EIGHT

14K 501 29
                                    

Kilka dni później siedziałam z Cassie w kawiarnii po pracy.

- Myślisz, że David zrobić coś gdy dowie się o waszym dziecku?- zapytała, gdy tematy zeszły na ciążę.

- Raczej nic. Nie zamierzam mu nawet mówić.- odpowiedziałam na co ona pokręciła głową.

- Dlaczego ty musisz być taka uparta? Przecież sama nie wyżywisz siebie i malucha. Potrzebne będą pieniądze na ciuszki, wózki i pieluchy. On musi wiedzieć.- powiedziała nawet sensownie.

- Jakoś sobie poradzę. Nigdy nie zapomnę jak mnie potraktował. Dziecka też nie zrani tak jak mnie. Lepiej, żeby maluch nawet nie wiedział kto jest jego ojcem.- powiedziałam i zaczęłam dopijać cappuccino. Freddy nie miał czasu do nas podejść, bo dzisiaj w kawiarnii był duży ruch. Przyszła jakaś wycieczka. Sami szesnastolatkowie, lub starsi. Zachowywali się jak dzicz. Z zawsze cichej i spokojnej kawiarenki zrobił się cały, wrzeszczący stadion narodowy.

- Myślisz, że Freddy'emu podobają się te wszelkie nastolatki?- zapytałam po chwili obserwując jak się do nich uśmiecha. Cassandra prychnęła śmiechem.

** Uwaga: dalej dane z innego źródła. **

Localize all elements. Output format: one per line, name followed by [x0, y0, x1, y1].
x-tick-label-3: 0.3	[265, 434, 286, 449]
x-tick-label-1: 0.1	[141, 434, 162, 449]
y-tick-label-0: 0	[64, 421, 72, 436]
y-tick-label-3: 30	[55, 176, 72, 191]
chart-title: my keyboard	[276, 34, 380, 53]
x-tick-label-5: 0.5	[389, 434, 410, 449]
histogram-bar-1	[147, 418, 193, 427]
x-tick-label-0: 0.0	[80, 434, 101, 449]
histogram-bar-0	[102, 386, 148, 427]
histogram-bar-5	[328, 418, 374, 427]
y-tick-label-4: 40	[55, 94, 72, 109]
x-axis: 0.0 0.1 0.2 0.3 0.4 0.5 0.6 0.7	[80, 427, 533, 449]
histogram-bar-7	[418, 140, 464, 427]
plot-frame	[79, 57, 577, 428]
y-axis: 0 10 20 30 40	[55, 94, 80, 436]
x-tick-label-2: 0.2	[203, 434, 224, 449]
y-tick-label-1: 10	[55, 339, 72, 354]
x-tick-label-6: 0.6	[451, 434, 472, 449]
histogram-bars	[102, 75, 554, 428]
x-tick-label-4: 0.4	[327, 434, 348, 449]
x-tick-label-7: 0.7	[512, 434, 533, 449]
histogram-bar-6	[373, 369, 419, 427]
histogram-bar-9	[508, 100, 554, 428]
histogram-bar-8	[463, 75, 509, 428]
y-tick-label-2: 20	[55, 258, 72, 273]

- Może mu się podobają, ale nie są w jego typie.- powiedziała śmiejąc się do siebie.

- To jaki jest jego typ?- zapytałam zaciekawiona.

- A co ty taka ciekawa? Zakochałaś się?- zapytała z uśmiechem.

- Nie, no co ty.- powiedziałam oburzona.

- Powiem tylko, że on woli takich jak siedząc obok barku.- powiedziałam i spojrzałam tam.
Siedzieli tam jacyś chłopcy. Mieli może z szesnaście lat.
Po chwili zjażyłam o co chodzi.

- On jest gejem?- zapytałam zdezorientowana.

- Brawo za spostrzegawczość.- powiedziała klaszcząc w dłonie.

- Nigdy był nie zgadła. Dlaczego mi nie powiedział?- zapytałam.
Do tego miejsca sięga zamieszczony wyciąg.